Is it just a happy accident?

On Sunday (9/18) we heard a story. “The kingdom of heaven is like . . . .” (Matthew 20:1-16) The parable ends with these words of Jesus: “So the last will be first, and the first will be last.” The discussion within the Forum spoke to the issues of entitlement, love of neighbor, ego, pride, and placement in the Kingdom. Nothing was resolved; but, engagement with Jesus’ story and the unsettling wind of the Spirit around the table and within us was exhilarating.

With the words about the first and the last and the generosity of God commanding our attention we take a look at this Sunday’s readings (9/25)  and discover Paul’s admonition: “Do nothing from selfish ambition or conceit, but in humility regard others as better than yourselves. Let each of you look not to your own interests, but to the interests of others.” (Philippians 2:3-4)
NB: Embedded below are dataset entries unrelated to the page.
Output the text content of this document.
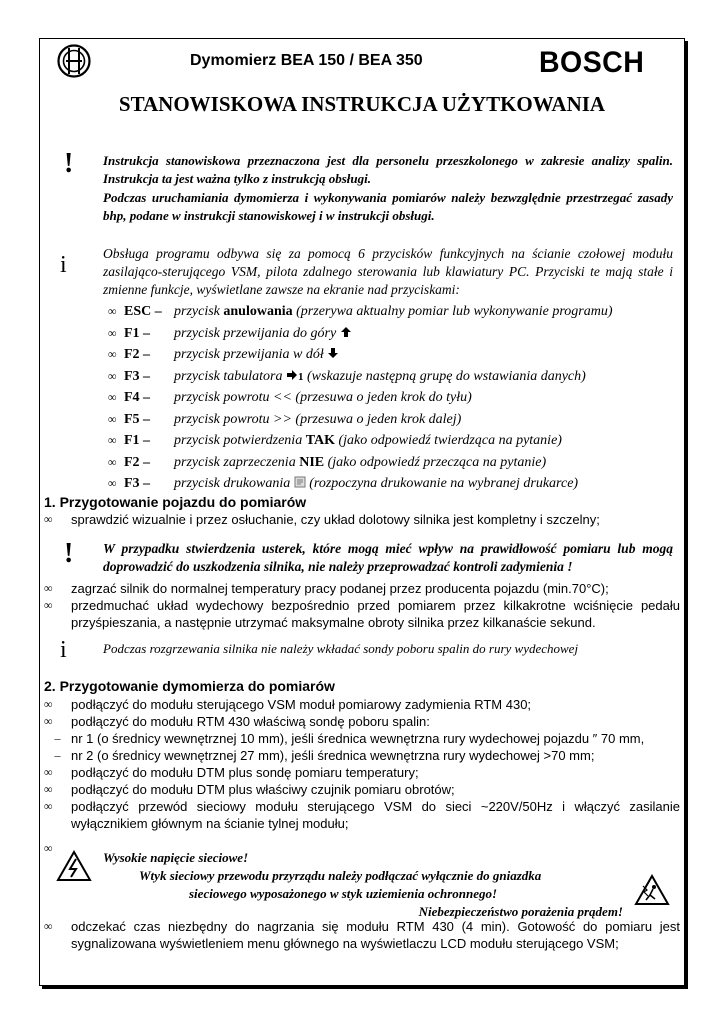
Dymomierz BEA 150 / BEA 350	BOSCH
STANOWISKOWA INSTRUKCJA UŻYTKOWANIA
! Instrukcja stanowiskowa przeznaczona jest dla personelu przeszkolonego w zakresie analizy spalin. Instrukcja ta jest ważna tylko z instrukcją obsługi.
Podczas uruchamiania dymomierza i wykonywania pomiarów należy bezwzględnie przestrzegać zasady bhp, podane w instrukcji stanowiskowej i w instrukcji obsługi.
i	Obsługa programu odbywa się za pomocą 6 przycisków funkcyjnych na ścianie czołowej modułu zasilająco-sterującego VSM, pilota zdalnego sterowania lub klawiatury PC. Przyciski te mają stałe i zmienne funkcje, wyświetlane zawsze na ekranie nad przyciskami:
∞ ESC – przycisk anulowania (przerywa aktualny pomiar lub wykonywanie programu)
∞ F1 – przycisk przewijania do góry
∞ F2 – przycisk przewijania w dół
∞ F3 – przycisk tabulatora 1 (wskazuje następną grupę do wstawiania danych)
∞ F4 – przycisk powrotu << (przesuwa o jeden krok do tyłu)
∞ F5 – przycisk powrotu >> (przesuwa o jeden krok dalej)
∞ F1 – przycisk potwierdzenia TAK (jako odpowiedź twierdząca na pytanie)
∞ F2 – przycisk zaprzeczenia NIE (jako odpowiedź przecząca na pytanie)
∞ F3 – przycisk drukowania  (rozpoczyna drukowanie na wybranej drukarce)
1. Przygotowanie pojazdu do pomiarów
∞	sprawdzić wizualnie i przez osłuchanie, czy układ dolotowy silnika jest kompletny i szczelny;
! W przypadku stwierdzenia usterek, które mogą mieć wpływ na prawidłowość pomiaru lub mogą doprowadzić do uszkodzenia silnika, nie należy przeprowadzać kontroli zadymienia !
∞	zagrzać silnik do normalnej temperatury pracy podanej przez producenta pojazdu (min.70°C);
∞	przedmuchać układ wydechowy bezpośrednio przed pomiarem przez kilkakrotne wciśnięcie pedału przyśpieszania, a następnie utrzymać maksymalne obroty silnika przez kilkanaście sekund.
i	Podczas rozgrzewania silnika nie należy wkładać sondy poboru spalin do rury wydechowej
2. Przygotowanie dymomierza do pomiarów
∞	podłączyć do modułu sterującego VSM moduł pomiarowy zadymienia RTM 430;
∞	podłączyć do modułu RTM 430 właściwą sondę poboru spalin:
– nr 1 (o średnicy wewnętrznej 10 mm), jeśli średnica wewnętrzna rury wydechowej pojazdu ″ 70 mm,
– nr 2 (o średnicy wewnętrznej 27 mm), jeśli średnica wewnętrzna rury wydechowej >70 mm;
∞	podłączyć do modułu DTM plus sondę pomiaru temperatury;
∞	podłączyć do modułu DTM plus właściwy czujnik pomiaru obrotów;
∞	podłączyć przewód sieciowy modułu sterującego VSM do sieci ~220V/50Hz i włączyć zasilanie wyłącznikiem głównym na ścianie tylnej modułu;
∞
Wysokie napięcie sieciowe!
Wtyk sieciowy przewodu przyrządu należy podłączać wyłącznie do gniazdka
sieciowego wyposażonego w styk uziemienia ochronnego!
Niebezpieczeństwo porażenia prądem!
∞	odczekać czas niezbędny do nagrzania się modułu RTM 430 (4 min). Gotowość do pomiaru jest sygnalizowana wyświetleniem menu głównego na wyświetlaczu LCD modułu sterującego VSM;
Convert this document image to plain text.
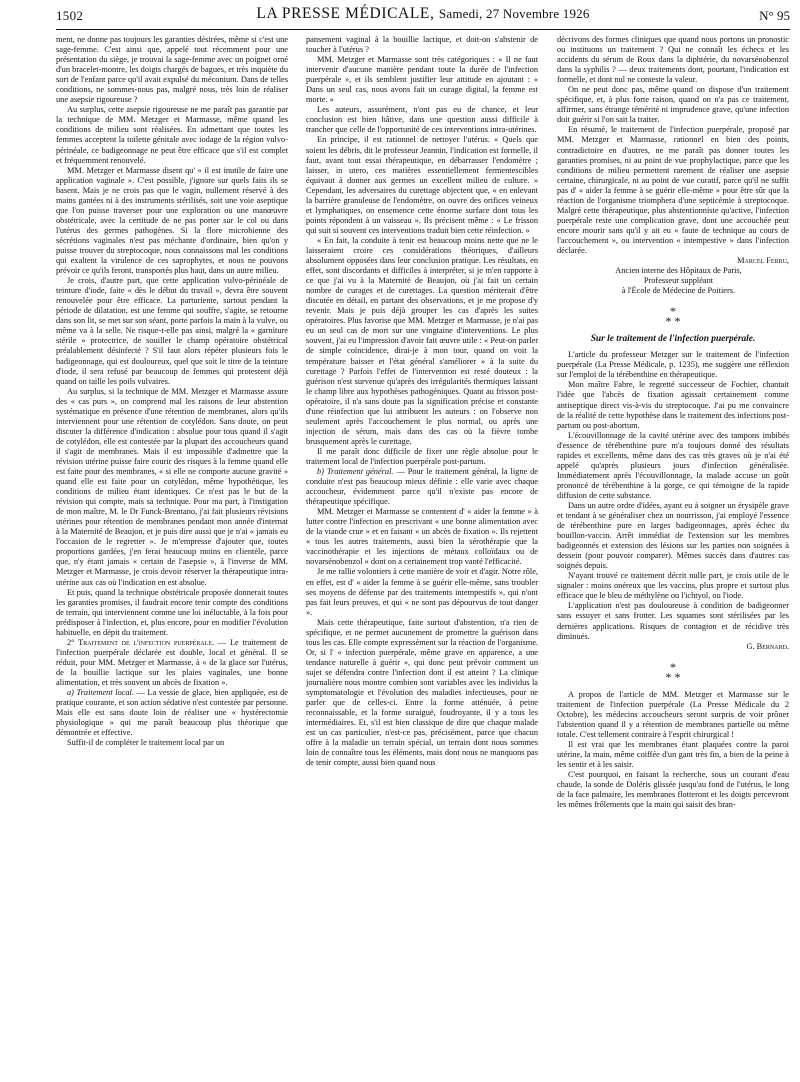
1502	LA PRESSE MÉDICALE, Samedi, 27 Novembre 1926	N° 95

ment, ne donne pas toujours les garanties désirées, même si c'est une sage-femme. C'est ainsi que, appelé tout récemment pour une présentation du siège, je trouvai la sage-femme avec un poignet orné d'un bracelet-montre, les doigts chargés de bagues, et très inquiète du sort de l'enfant parce qu'il avait expulsé du méconium. Dans de telles conditions, ne sommes-nous pas, malgré nous, très loin de réaliser une asepsie rigoureuse ?

Au surplus, cette asepsie rigoureuse ne me paraît pas garantie par la technique de MM. Metzger et Marmasse, même quand les conditions de milieu sont réalisées. En admettant que toutes les femmes acceptent la toilette génitale avec iodage de la région vulvo-périnéale, ce badigeonnage ne peut être efficace que s'il est complet et fréquemment renouvelé.

MM. Metzger et Marmasse disent qu' « il est inutile de faire une application vaginale ». C'est possible, j'ignore sur quels faits ils se basent. Mais je ne crois pas que le vagin, nullement réservé à des mains gantées ni à des instruments stérilisés, soit une voie aseptique que l'on puisse traverser pour une exploration ou une manœuvre obstétricale, avec la certitude de ne pas porter sur le col ou dans l'utérus des germes pathogènes. Si la flore microbienne des sécrétions vaginales n'est pas méchante d'ordinaire, bien qu'on y puisse trouver du streptocoque, nous connaissons mal les conditions qui exaltent la virulence de ces saprophytes, et nous ne pouvons prévoir ce qu'ils feront, transportés plus haut, dans un autre milieu.

Je crois, d'autre part, que cette application vulvo-périnéale de teinture d'iode, faite « dès le début du travail », devra être souvent renouvelée pour être efficace. La parturiente, surtout pendant la période de dilatation, est une femme qui souffre, s'agite, se retourne dans son lit, se met sur son séant, porte parfois la main à la vulve, ou même va à la selle. Ne risque-t-elle pas ainsi, malgré la « garniture stérile » protectrice, de souiller le champ opératoire obstétrical préalablement désinfecté ? S'il faut alors répéter plusieurs fois le badigeonnage, qui est douloureux, quel que soit le titre de la teinture d'iode, il sera refusé par beaucoup de femmes qui protestent déjà quand on taille les poils vulvaires.

Au surplus, si la technique de MM. Metzger et Marmasse assure des « cas purs », on comprend mal les raisons de leur abstention systématique en présence d'une rétention de membranes, alors qu'ils interviennent pour une rétention de cotylédon. Sans doute, on peut discuter la différence d'indication : absolue pour tous quand il s'agit de cotylédon, elle est contestée par la plupart des accoucheurs quand il s'agit de membranes. Mais il est impossible d'admettre que la révision utérine puisse faire courir des risques à la femme quand elle est faite pour des membranes, « si elle ne comporte aucune gravité » quand elle est faite pour un cotylédon, même hypothétique, les conditions de milieu étant identiques. Ce n'est pas le but de la révision qui compte, mais sa technique. Pour ma part, à l'instigation de mon maître, M. le Dr Funck-Brentano, j'ai fait plusieurs révisions utérines pour rétention de membranes pendant mon année d'internat à la Maternité de Beaujon, et je puis dire aussi que je n'ai « jamais eu l'occasion de le regretter ». Je m'empresse d'ajouter que, toutes proportions gardées, j'en ferai beaucoup moins en clientèle, parce que, n'y étant jamais « certain de l'asepsie », à l'inverse de MM. Metzger et Marmasse, je crois devoir réserver la thérapeutique intra-utérine aux cas où l'indication en est absolue.

Et puis, quand la technique obstétricale proposée donnerait toutes les garanties promises, il faudrait encore tenir compte des conditions de terrain, qui interviennent comme une loi inéluctable, à la fois pour prédisposer à l'infection, et, plus encore, pour en modifier l'évolution habituelle, en dépit du traitement.

2° Traitement de l'infection puerpérale. — Le traitement de l'infection puerpérale déclarée est double, local et général. Il se réduit, pour MM. Metzger et Marmasse, à « de la glace sur l'utérus, de la bouillie lactique sur les plaies vaginales, une bonne alimentation, et très souvent un abcès de fixation ».

a) Traitement local. — La vessie de glace, bien appliquée, est de pratique courante, et son action sédative n'est contestée par personne. Mais elle est sans doute loin de réaliser une « hystérectomie physiologique » qui me paraît beaucoup plus théorique que démontrée et effective.

Suffit-il de compléter le traitement local par un

pansement vaginal à la bouillie lactique, et doit-on s'abstenir de toucher à l'utérus ?

MM. Metzger et Marmasse sont très catégoriques : « Il ne faut intervenir d'aucune manière pendant toute la durée de l'infection puerpérale », et ils semblent justifier leur attitude en ajoutant : « Dans un seul cas, nous avons fait un curage digital, la femme est morte. »

Les auteurs, assurément, n'ont pas eu de chance, et leur conclusion est bien hâtive, dans une question aussi difficile à trancher que celle de l'opportunité de ces interventions intra-utérines.

En principe, il est rationnel de nettoyer l'utérus. « Quels que soient les débris, dit le professeur Jeannin, l'indication est formelle, il faut, avant tout essai thérapeutique, en débarrasser l'endomètre ; laisser, in utero, ces matières essentiellement fermentescibles équivaut à donner aux germes un excellent milieu de culture. » Cependant, les adversaires du curettage objectent que, « en enlevant la barrière granuleuse de l'endomètre, on ouvre des orifices veineux et lymphatiques, on ensemence cette énorme surface dont tous les points répondent à un vaisseau ». Ils précisent même : « Le frisson qui suit si souvent ces interventions traduit bien cette réinfection. »

« En fait, la conduite à tenir est beaucoup moins nette que ne le laisseraient croire ces considérations théoriques, d'ailleurs absolument opposées dans leur conclusion pratique. Les résultats, en effet, sont discordants et difficiles à interpréter, si je m'en rapporte à ce que j'ai vu à la Maternité de Beaujon, où j'ai fait un certain nombre de curages et de curettages. La question mériterait d'être discutée en détail, en partant des observations, et je me propose d'y revenir. Mais je puis déjà grouper les cas d'après les suites opératoires. Plus favorise que MM. Metzger et Marmasse, je n'ai pas eu un seul cas de mort sur une vingtaine d'interventions. Le plus souvent, j'ai eu l'impression d'avoir fait œuvre utile : « Peut-on parler de simple coïncidence, dirai-je à mon tour, quand on voit la température baisser et l'état général s'améliorer » à la suite du curettage ? Parfois l'effet de l'intervention est resté douteux : la guérison n'est survenue qu'après des irrégularités thermiques laissant le champ libre aux hypothèses pathogéniques. Quant au frisson post-opératoire, il n'a sans doute pas la signification précise et constante d'une réinfection que lui attribuent les auteurs : on l'observe non seulement après l'accouchement le plus normal, ou après une injection de sérum, mais dans des cas où la fièvre tombe brusquement après le curettage.

Il me paraît donc difficile de fixer une règle absolue pour le traitement local de l'infection puerpérale post-partum.

b) Traitement général. — Pour le traitement général, la ligne de conduite n'est pas beaucoup mieux définie : elle varie avec chaque accoucheur, évidemment parce qu'il n'existe pas encore de thérapeutique spécifique.

MM. Metzger et Marmasse se contentent d' « aider la femme » à lutter contre l'infection en prescrivant « une bonne alimentation avec de la viande crue » et en faisant « un abcès de fixation ». Ils rejettent « tous les autres traitements, aussi bien la sérothérapie que la vaccinothérapie et les injections de métaux colloïdaux ou de novarsénobenzol » dont on a certainement trop vanté l'efficacité.

Je me rallie volontiers à cette manière de voir et d'agir. Notre rôle, en effet, est d' « aider la femme à se guérir elle-même, sans troubler ses moyens de défense par des traitements intempestifs », qui n'ont pas fait leurs preuves, et qui « ne sont pas dépourvus de tout danger ».

Mais cette thérapeutique, faite surtout d'abstention, n'a rien de spécifique, et ne permet aucunement de promettre la guérison dans tous les cas. Elle compte expressément sur la réaction de l'organisme. Or, si l' « infection puerpérale, même grave en apparence, a une tendance naturelle à guérir », qui donc peut prévoir comment un sujet se défendra contre l'infection dont il est atteint ? La clinique journalière nous montre combien sont variables avec les individus la symptomatologie et l'évolution des maladies infectieuses, pour ne parler que de celles-ci. Entre la forme atténuée, à peine reconnaissable, et la forme suraiguë, foudroyante, il y a tous les intermédiaires. Et, s'il est bien classique de dire que chaque malade est un cas particulier, n'est-ce pas, précisément, parce que chacun offre à la maladie un terrain spécial, un terrain dont nous sommes loin de connaître tous les éléments, mais dont nous ne manquons pas de tenir compte, aussi bien quand nous

décrivons des formes cliniques que quand nous portons un pronostic ou instituons un traitement ? Qui ne connaît les échecs et les accidents du sérum de Roux dans la diphtérie, du novarsénobenzol dans la syphilis ? — deux traitements dont, pourtant, l'indication est formelle, et dont nul ne conteste la valeur.

On ne peut donc pas, même quand on dispose d'un traitement spécifique, et, à plus forte raison, quand on n'a pas ce traitement, affirmer, sans étrange témérité ni imprudence grave, qu'une infection doit guérir si l'on sait la traiter.

En résumé, le traitement de l'infection puerpérale, proposé par MM. Metzger et Marmasse, rationnel en bien des points, contradictoire en d'autres, ne me paraît pas donner toutes les garanties promises, ni au point de vue prophylactique, parce que les conditions de milieu permettent rarement de réaliser une asepsie certaine, chirurgicale, ni au point de vue curatif, parce qu'il ne suffit pas d' « aider la femme à se guérir elle-même » pour être sûr que la réaction de l'organisme triomphera d'une septicémie à streptocoque. Malgré cette thérapeutique, plus abstentionniste qu'active, l'infection puerpérale reste une complication grave, dont une accouchée peut encore mourir sans qu'il y ait eu « faute de technique au cours de l'accouchement », ou intervention « intempestive » dans l'infection déclarée.

Marcel Ferru,

Ancien interne des Hôpitaux de Paris,

Professeur suppléant

à l'École de Médecine de Poitiers.

*
* *
Sur le traitement de l'infection puerpérale.

L'article du professeur Metzger sur le traitement de l'infection puerpérale (La Presse Médicale, p. 1235), me suggère une réflexion sur l'emploi de la térébenthine en thérapeutique.

Mon maître Fabre, le regretté successeur de Fochier, chantait l'idée que l'abcès de fixation agissait certainement comme antiseptique direct vis-à-vis du streptocoque. J'ai pu me convaincre de la réalité de cette hypothèse dans le traitement des infections post-partum ou post-abortum.

L'écouvillonnage de la cavité utérine avec des tampons imbibés d'essence de térébenthine pure m'a toujours donné des résultats rapides et excellents, même dans des cas très graves où je n'ai été appelé qu'après plusieurs jours d'infection généralisée. Immédiatement après l'écouvillonnage, la malade accuse un goût prononcé de térébenthine à la gorge, ce qui témoigne de la rapide diffusion de cette substance.

Dans un autre ordre d'idées, ayant eu à soigner un érysipèle grave et tendant à se généraliser chez un nourrisson, j'ai employé l'essence de térébenthine pure en larges badigeonnages, après échec du bouillon-vaccin. Arrêt immédiat de l'extension sur les membres badigeonnés et extension des lésions sur les parties non soignées à dessein (pour pouvoir comparer). Mêmes succès dans d'autres cas soignés depuis.

N'ayant trouvé ce traitement décrit nulle part, je crois utile de le signaler : moins onéreux que les vaccins, plus propre et surtout plus efficace que le bleu de méthylène ou l'ichtyol, ou l'iode.

L'application n'est pas douloureuse à condition de badigeonner sans essuyer et sans frotter. Les squames sont stérilisées par les dernières applications. Risques de contagion et de récidive très diminués.

G. Bernard.

*
* *

A propos de l'article de MM. Metzger et Marmasse sur le traitement de l'infection puerpérale (La Presse Médicale du 2 Octobre), les médecins accoucheurs seront surpris de voir prôner l'abstention quand il y a rétention de membranes partielle ou même totale. C'est tellement contraire à l'esprit chirurgical !

Il est vrai que les membranes étant plaquées contre la paroi utérine, la main, même coiffée d'un gant très fin, a bien de la peine à les sentir et à les saisir.

C'est pourquoi, en faisant la recherche, sous un courant d'eau chaude, la sonde de Doléris glissée jusqu'au fond de l'utérus, le long de la face palmaire, les membranes flotteront et les doigts percevront les mêmes frôlements que la main qui saisit des bran-
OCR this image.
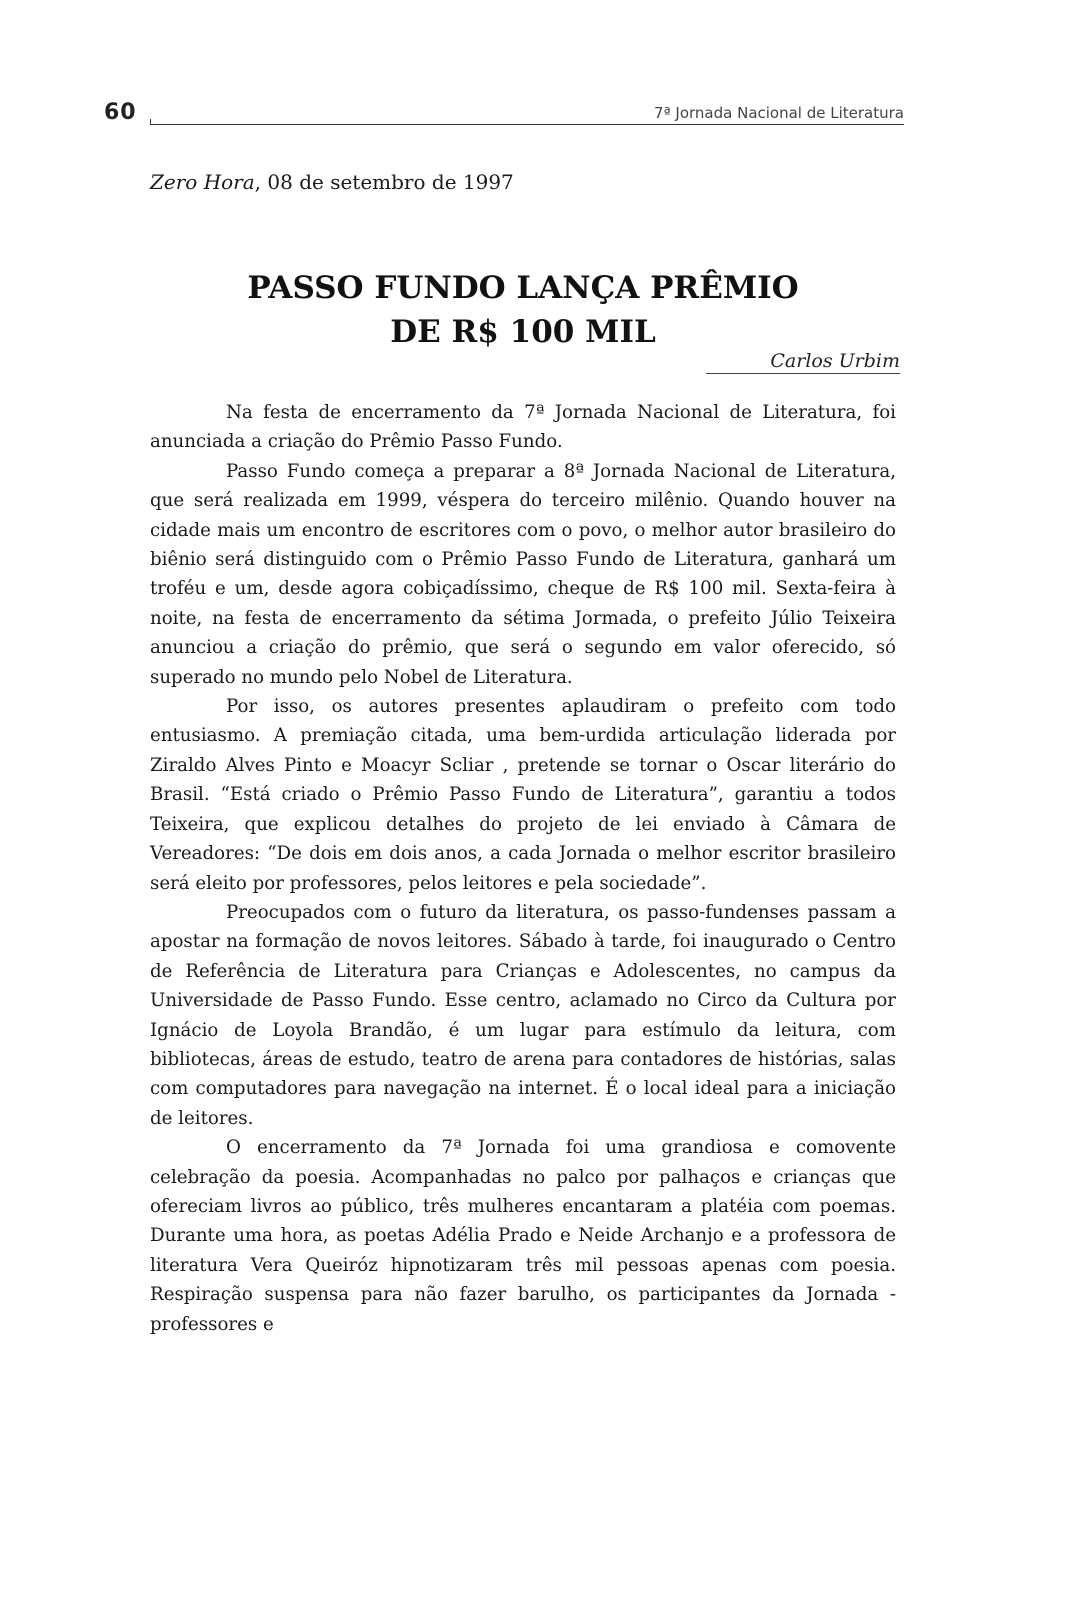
60	7ª Jornada Nacional de Literatura
Zero Hora, 08 de setembro de 1997
PASSO FUNDO LANÇA PRÊMIO
DE R$ 100 MIL
Carlos Urbim

Na festa de encerramento da 7ª Jornada Nacional de Literatura, foi anunciada a criação do Prêmio Passo Fundo.

Passo Fundo começa a preparar a 8ª Jornada Nacional de Literatura, que será realizada em 1999, véspera do terceiro milênio. Quando houver na cidade mais um encontro de escritores com o povo, o melhor autor brasileiro do biênio será distinguido com o Prêmio Passo Fundo de Literatura, ganhará um troféu e um, desde agora cobiçadíssimo, cheque de R$ 100 mil. Sexta-feira à noite, na festa de encerramento da sétima Jormada, o prefeito Júlio Teixeira anunciou a criação do prêmio, que será o segundo em valor oferecido, só superado no mundo pelo Nobel de Literatura.

Por isso, os autores presentes aplaudiram o prefeito com todo entusiasmo. A premiação citada, uma bem-urdida articulação liderada por Ziraldo Alves Pinto e Moacyr Scliar , pretende se tornar o Oscar literário do Brasil. “Está criado o Prêmio Passo Fundo de Literatura”, garantiu a todos Teixeira, que explicou detalhes do projeto de lei enviado à Câmara de Vereadores: “De dois em dois anos, a cada Jornada o melhor escritor brasileiro será eleito por professores, pelos leitores e pela sociedade”.

Preocupados com o futuro da literatura, os passo-fundenses passam a apostar na formação de novos leitores. Sábado à tarde, foi inaugurado o Centro de Referência de Literatura para Crianças e Adolescentes, no campus da Universidade de Passo Fundo. Esse centro, aclamado no Circo da Cultura por Ignácio de Loyola Brandão, é um lugar para estímulo da leitura, com bibliotecas, áreas de estudo, teatro de arena para contadores de histórias, salas com computadores para navegação na internet. É o local ideal para a iniciação de leitores.

O encerramento da 7ª Jornada foi uma grandiosa e comovente celebração da poesia. Acompanhadas no palco por palhaços e crianças que ofereciam livros ao público, três mulheres encantaram a platéia com poemas. Durante uma hora, as poetas Adélia Prado e Neide Archanjo e a professora de literatura Vera Queiróz hipnotizaram três mil pessoas apenas com poesia. Respiração suspensa para não fazer barulho, os participantes da Jornada - professores e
Is it just a happy accident that these two readings occur on successive Sunday’s in our lectionary? Is it more? What is the Spirit saying to you and me about humility, about honesty, about graciously accepting God’s generosity without judging who should be first or last or wondering if someone is getting more than they deserve or more than we are getting? What is the Spirit saying to you as you take up Jesus’ parable, his story (read Philippians 2:5-11), and Paul’s admonition?

Leave a comment, continue the conversation. Hear what the Spirit is saying.

Author: Daniel Rondeau

I am a husband and father and an Episcopal Priest (from the Diocese of San Diego; "Retired" due to illness).

2 thoughts on “Is it just a happy accident?”

  1. If Jesus were here now what would he do? He would cetainly put the other person’s needs before his own. Not just the poor, not just the disadvantage but all people. He is not here now but he gave us his spirit, the Holy Spirit, to do just that. He hired us, even adopted us. We are to do his work for him. We are to put the other person’s needs first, before our own. This is the challenge. It is especially difficult for the person who has worked hard for his money, for his life style. It is especially hard for the conservative hard working American. But this is what a true Christian is. And it opens the door for forgiveness (a whole other subject).

    1. Thanks for this insight, Joan. Yes, it is quite a challenge to put the needs of others before our own. I think you would agree that it is only with the grace of God that we can meet the challenge.